The community agreed that the only thing to do was to search for the rightful owners of the money (living heirs).

A huge group of passionate and curious people began the hunt with her.

Day and night for weeks on end, people she'd never met started to ask and answer the questions:

  • Who were the original owners of the passbooks?
  • Did they have any children? What happened to them? Can the extended family be contacted?
  • Is the money available through the government or the Commonwealth Bank for anyone we do find?
  • How much was the money worth back then? What could be purchased with that amount? What would it be worth now?
  • What did they did they do for a living to earn that sort of income?

Her Facebook post sparked a manhunt for the heirs and established the "Under the Lino" community project. Since then, Ms Jeffrey has been on an adventure with the greater Brisbane community. As a result, the collaborative community history project has discovered hundreds of photographs, newspaper articles, wills, death notices, marriage records and personal encounters and opened up some incredible hidden stories about Brisbane.

Under the Lino is a fascinating story that has Brisbane talking, questioning and joining hands to search for answers to some pretty incredible mysteries. The book to be produced from the project has a publication date set for June 2018 and will describe how the community history project solved so many mysteries, thereby giving the keys to discovering historical answers to our own family questions. It will document real tales of passion and impotence, intrigue and murder, brothels and fraud, gravestone theft and fascinating facts about Brisbane dating back to the early 1800s that will rock the very foundations we walk upon.

And more than anything else, it will show the value of the incredible community of Brisbane.

Rebecca Levingston also interviewed Caylie Jeffrey on ABC Radio on 21 October 2017, which sparked further interest.

This community historical project has involved people helping in the search for answers by visiting cemeteries, taking photographs, meeting with local historians, visiting banks, paying for historical records out of their own pockets and interviewing people of interest. The Under the Lino community historical project, not only gives a window into times gone by, but also the tools to start researching your own mysterious family histories.

History is about change. It is the subject that contributes the most to the broadening out of the imagination. One of the purposes of a study of history is to help transcend our own immediate experience and gain an understanding of how humanity has evolved and developed. It is ironic that when there is constant media comment on the need for workers of the future to be capable of adapting to change, that the academic study of change provided through the school history curriculum is often dismissed.

History teaches critical thinking, something we all need plenty of today. It looks at people over times past and present in different societies, noticing and explaining their attitudes, beliefs and behaviours, as well as interpreting their reactions to the various pressures, conditions and events that induce change.

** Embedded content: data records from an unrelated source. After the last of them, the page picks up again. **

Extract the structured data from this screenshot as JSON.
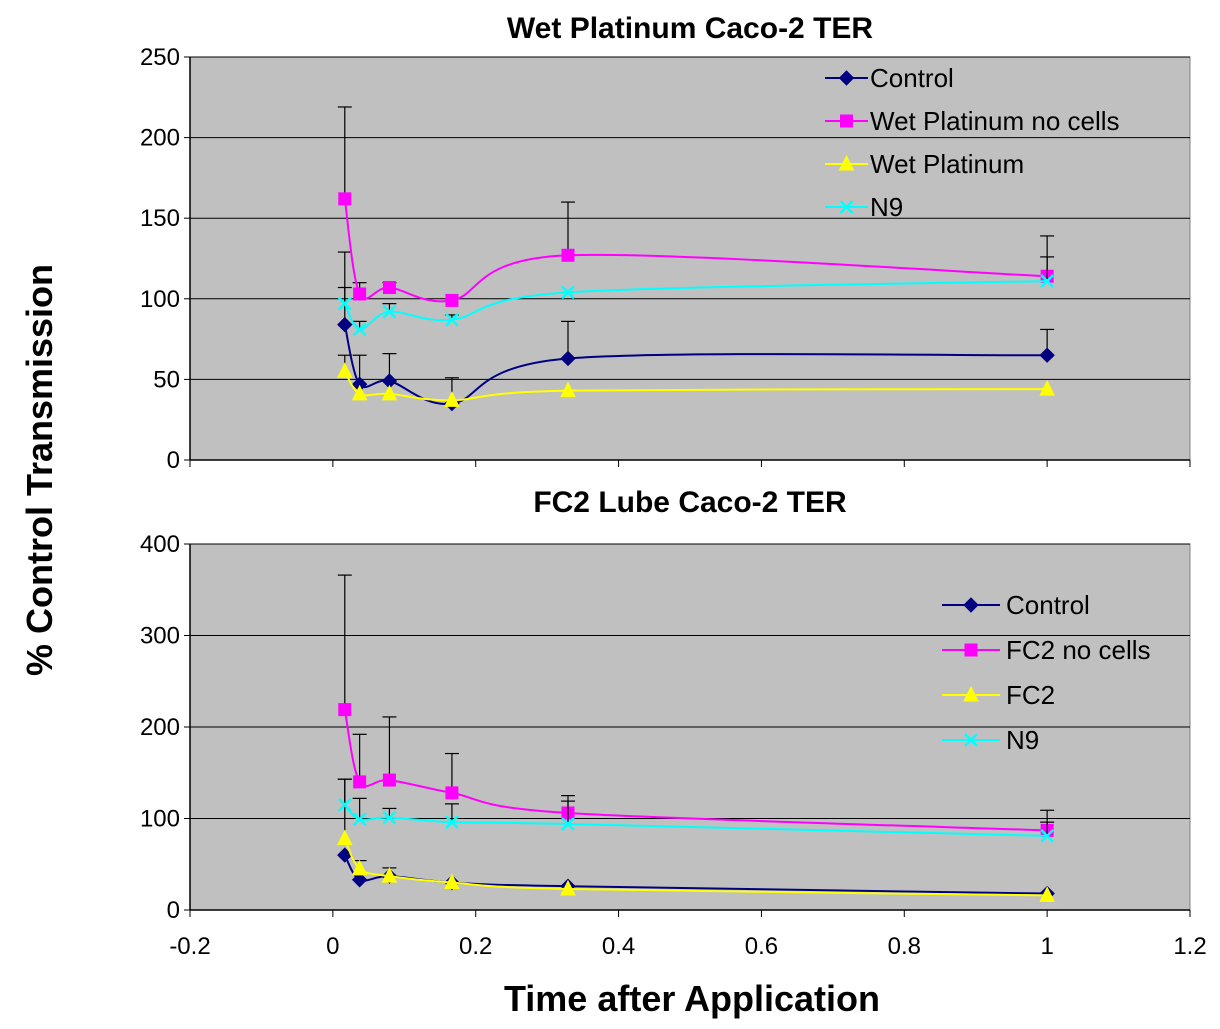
{
  "chart_data": [
    {
      "type": "line",
      "title": "Wet Platinum Caco-2 TER",
      "ylim": [
        0,
        250
      ],
      "yticks": [
        0,
        50,
        100,
        150,
        200,
        250
      ],
      "xlim": [
        -0.2,
        1.2
      ],
      "xticks": [
        -0.2,
        0,
        0.2,
        0.4,
        0.6,
        0.8,
        1,
        1.2
      ],
      "show_x_tick_labels": false,
      "grid": "horizontal",
      "legend_position": "top-right",
      "x": [
        0.0167,
        0.0375,
        0.0792,
        0.1667,
        0.3292,
        1.0
      ],
      "series": [
        {
          "name": "Control",
          "color": "#000080",
          "marker": "diamond",
          "values": [
            84,
            47,
            49,
            35,
            63,
            65
          ],
          "errors": [
            45,
            18,
            17,
            16,
            23,
            16
          ]
        },
        {
          "name": "Wet Platinum no cells",
          "color": "#FF00FF",
          "marker": "square",
          "values": [
            162,
            103,
            107,
            99,
            127,
            114
          ],
          "errors": [
            57,
            7,
            3,
            0,
            33,
            25
          ]
        },
        {
          "name": "Wet Platinum",
          "color": "#FFFF00",
          "marker": "triangle",
          "values": [
            55,
            41,
            41,
            37,
            43,
            44
          ],
          "errors": [
            10,
            0,
            0,
            0,
            0,
            0
          ]
        },
        {
          "name": "N9",
          "color": "#00FFFF",
          "marker": "x",
          "values": [
            97,
            81,
            92,
            87,
            104,
            111
          ],
          "errors": [
            10,
            5,
            5,
            3,
            0,
            15
          ]
        }
      ]
    },
    {
      "type": "line",
      "title": "FC2 Lube Caco-2 TER",
      "ylim": [
        0,
        400
      ],
      "yticks": [
        0,
        100,
        200,
        300,
        400
      ],
      "xlim": [
        -0.2,
        1.2
      ],
      "xticks": [
        -0.2,
        0,
        0.2,
        0.4,
        0.6,
        0.8,
        1,
        1.2
      ],
      "xtick_labels": [
        "-0.2",
        "0",
        "0.2",
        "0.4",
        "0.6",
        "0.8",
        "1",
        "1.2"
      ],
      "show_x_tick_labels": true,
      "grid": "horizontal",
      "legend_position": "right",
      "x": [
        0.0167,
        0.0375,
        0.0792,
        0.1667,
        0.3292,
        1.0
      ],
      "series": [
        {
          "name": "Control",
          "color": "#000080",
          "marker": "diamond",
          "values": [
            60,
            33,
            37,
            30,
            26,
            18
          ],
          "errors": [
            0,
            0,
            0,
            0,
            0,
            0
          ]
        },
        {
          "name": "FC2 no cells",
          "color": "#FF00FF",
          "marker": "square",
          "values": [
            219,
            140,
            142,
            128,
            106,
            87
          ],
          "errors": [
            147,
            52,
            69,
            43,
            19,
            22
          ]
        },
        {
          "name": "FC2",
          "color": "#FFFF00",
          "marker": "triangle",
          "values": [
            78,
            45,
            37,
            30,
            23,
            16
          ],
          "errors": [
            65,
            9,
            9,
            0,
            0,
            0
          ]
        },
        {
          "name": "N9",
          "color": "#00FFFF",
          "marker": "x",
          "values": [
            115,
            99,
            101,
            96,
            94,
            81
          ],
          "errors": [
            28,
            23,
            10,
            20,
            25,
            15
          ]
        }
      ]
    }
  ],
  "ylabel": "% Control Transmission",
  "xlabel": "Time after Application"
}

In 2019, there will be new Queensland senior history syllabuses implemented that are underpinned with the 21st Century skills attributes and skills students need to prepare them for higher education, work and engagement in a complex and rapidly changing world. These skills include critical thinking, creative thinking, communication, collaboration and teamwork, personal and social skills, and information and communications technology skills.

The collaborative community historical investigation shepherded by Brisbane author Caylie Jeffrey has had half of Brisbane researching day and night to unravel this historical mystery and has brought to life an intriguing local story. But even more so, it is a great example of how 21st-century history skills can be used to bring to life a community.